Regarding the "never connected in the first place, but shows as connected on the host side" - again this is to servers that should never require the relay, but in these cases, neither the host nor the client have recently started a session.

bontebok commented 2 years ago

You're right, even a Type-3 NAT would be able to connect to a Type-1 (public IP). But oddly, it isn't working on my end when I try connecting to your headless. I assume that your headless is the one hosting the worlds Catband and Cineworld/Cineplex? I set my NAT up to be a Type-3 and closed Steam to not allow Steam Networking Sockets to connect and was unsuccessful in connecting.

What I observed in the packet capture is clearly a direct contact with your server (46.4.x.x) on an outbound port of 12105, I also see your reply clearly coming back to my client sourced from port 12105 and in the packet it contains details the session ID.

However during the client connection, the client doesn't establish any sort of direct connection and instead attempts to UDP hole punch, eventually reaching LNL Relay and failing. See below, your IP is redacted for privacy.

image

It should never be the case that a Type-3 NAT should not be able to establish a UDP connection to a Type-1. Clearly based on the response from your server we are immediately establishing a connection and I am receiving your packets direct without the need for a relay or any kind of UDP hole punch techniques. It looks like your end keeps sending a response to my request but they appear to be ignored in my client.

However, if I switch to a Type-2 Static Port NAT (traditional consumer NAT), I connect almost instantaneously and I never even see the word "LNL" on my screen, it goes directly from Connecting to Synching Initial World State.

I believe Neos is port dependent on the incoming source port for all clients. This makes sense as even a Type-2 to Type-2 would use static ports and only a Type-3 would not.

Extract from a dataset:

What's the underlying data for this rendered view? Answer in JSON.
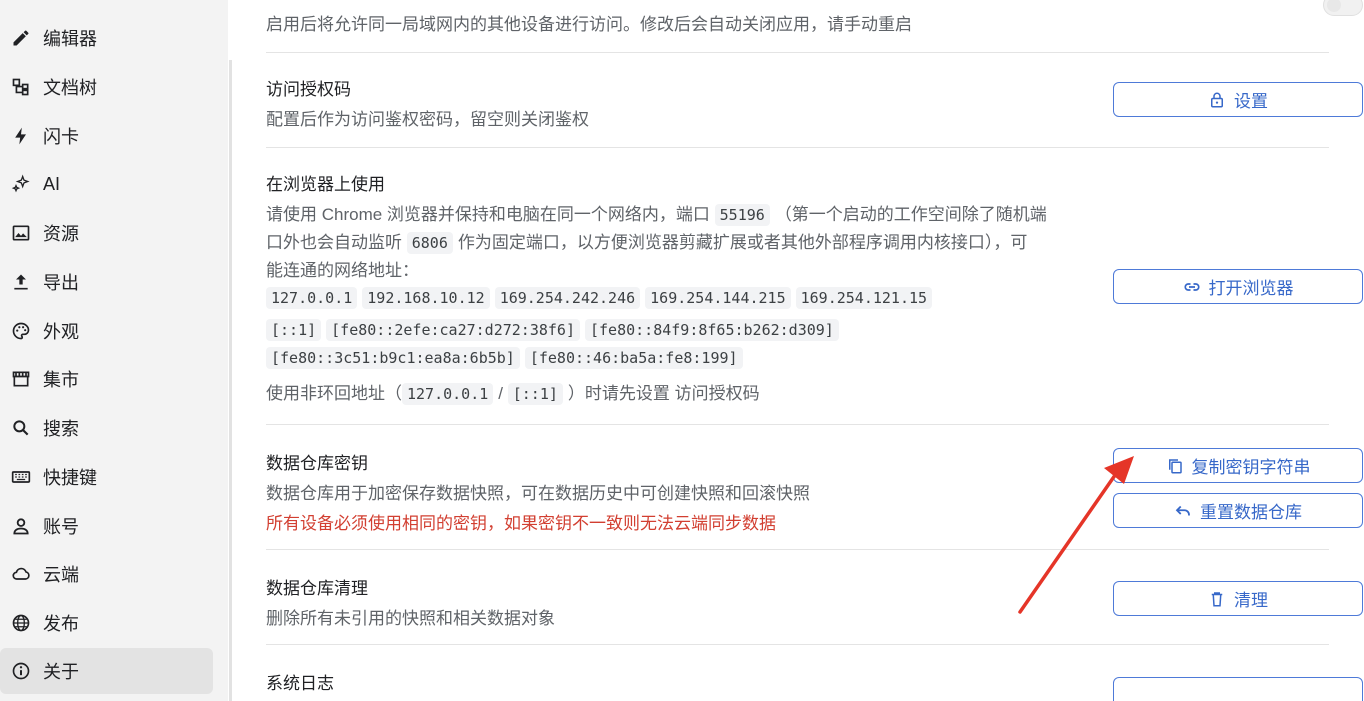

I don't believe this should be the case as the client should be able on a randomized incoming port and the host would simply validate the client based on a token or something rather than requiring that the client matches the source port it is connecting outbound on.

Do you know if a client behind a Type-3 NAT would be able to connect direct to your server w/o the need to use LNL Relay or Steam Networking Sockets prior to the networking changes in October?

Enverex commented 2 years ago

Prior to the changes in October I'd not had any complaints about connection issues on either of the servers I'm managing and I'd not experienced the issue myself prior to that point (which I have now several times).

shiftyscales commented 2 years ago

This issue is currently being investigated and reviewed internally by the QC team, who have also been assisting in documenting temporary work-arounds users can utilize until this issue is able to be reviewed, and resolved by the development team.

Thank you for your patience, and I apologize on the lack of communication regarding this frustrating issue. I will see to it that it is prioritized as soon as it's able to be.